About The Digital Archives
The New York Philharmonic Shelby White & Leon Levy Digital Archives was launched in February 2011, and currently comprises more than four million pages, including printed programs, marked conducting scores, business documents, and photographs. Growing continually, the scope of the online collection is every document in the New York Philharmonic Archives from 1842 through 1970. This includes correspondence, marked scores and parts, contracts, and minutes from meetings of the Board of Directors — as well as all public documents from 1970 through today (e.g., marketing materials, press releases, and annual reports).

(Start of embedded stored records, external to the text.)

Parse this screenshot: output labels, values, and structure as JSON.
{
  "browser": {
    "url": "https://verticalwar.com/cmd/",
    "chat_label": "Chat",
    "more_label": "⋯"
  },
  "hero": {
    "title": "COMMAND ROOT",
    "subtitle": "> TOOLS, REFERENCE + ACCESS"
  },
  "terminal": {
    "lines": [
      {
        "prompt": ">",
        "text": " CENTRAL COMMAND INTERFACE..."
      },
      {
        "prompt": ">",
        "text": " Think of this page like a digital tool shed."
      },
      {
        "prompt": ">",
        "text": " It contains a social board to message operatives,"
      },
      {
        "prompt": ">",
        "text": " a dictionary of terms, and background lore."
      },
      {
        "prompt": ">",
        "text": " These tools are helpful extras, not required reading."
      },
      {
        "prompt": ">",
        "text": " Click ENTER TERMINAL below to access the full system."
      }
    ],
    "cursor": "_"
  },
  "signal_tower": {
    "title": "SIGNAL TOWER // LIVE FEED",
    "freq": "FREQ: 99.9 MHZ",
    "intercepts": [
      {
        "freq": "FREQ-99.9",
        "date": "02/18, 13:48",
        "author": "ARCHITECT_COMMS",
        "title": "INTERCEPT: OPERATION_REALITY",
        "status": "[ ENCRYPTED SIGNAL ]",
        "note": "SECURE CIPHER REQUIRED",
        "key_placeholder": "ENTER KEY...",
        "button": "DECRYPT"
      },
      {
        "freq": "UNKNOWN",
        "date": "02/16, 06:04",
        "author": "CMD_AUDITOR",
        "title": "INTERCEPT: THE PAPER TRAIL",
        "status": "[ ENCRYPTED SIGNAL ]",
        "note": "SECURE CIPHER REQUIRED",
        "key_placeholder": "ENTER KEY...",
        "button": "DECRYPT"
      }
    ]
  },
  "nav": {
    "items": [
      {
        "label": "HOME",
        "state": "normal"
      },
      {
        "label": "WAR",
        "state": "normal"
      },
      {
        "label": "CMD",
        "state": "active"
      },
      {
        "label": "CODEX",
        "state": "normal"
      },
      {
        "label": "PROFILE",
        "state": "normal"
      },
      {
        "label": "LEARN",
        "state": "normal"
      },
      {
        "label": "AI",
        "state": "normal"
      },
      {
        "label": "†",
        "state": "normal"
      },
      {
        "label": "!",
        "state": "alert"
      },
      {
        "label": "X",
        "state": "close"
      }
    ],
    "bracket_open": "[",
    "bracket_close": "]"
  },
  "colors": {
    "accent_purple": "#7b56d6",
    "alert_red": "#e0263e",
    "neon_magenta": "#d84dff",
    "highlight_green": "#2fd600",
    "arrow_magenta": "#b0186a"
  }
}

Current material available in the Digital Archives includes:
- 4,000+ scores marked by Leonard Bernstein, Andre Kostelanetz, and others
- 36,000+ music parts marked by Philharmonic musicians
- 14,000+ printed programs
- 9,000+ business and planning folders
- 51,000+ photographs and images
All documents and the photographs themselves have been photographed — not scanned — by Ardon Bar Hama and his team using innovative and advanced techniques to achieve the highest quality. The images are managed in a Hadoop-based system configured by a team of developers at Technology Services Group (TSG) in coordination with the Philharmonic's Digital Archives team.
The New York Philharmonic Archives, the oldest and most comprehensive collection of any symphony orchestra, contains approximately six million pages that date back to its founding in 1842, with holdings that include correspondence, business records, orchestral scores and parts, photographs, concert programs, and newspaper clippings, as well as concert and broadcast recordings dating from the 1920s.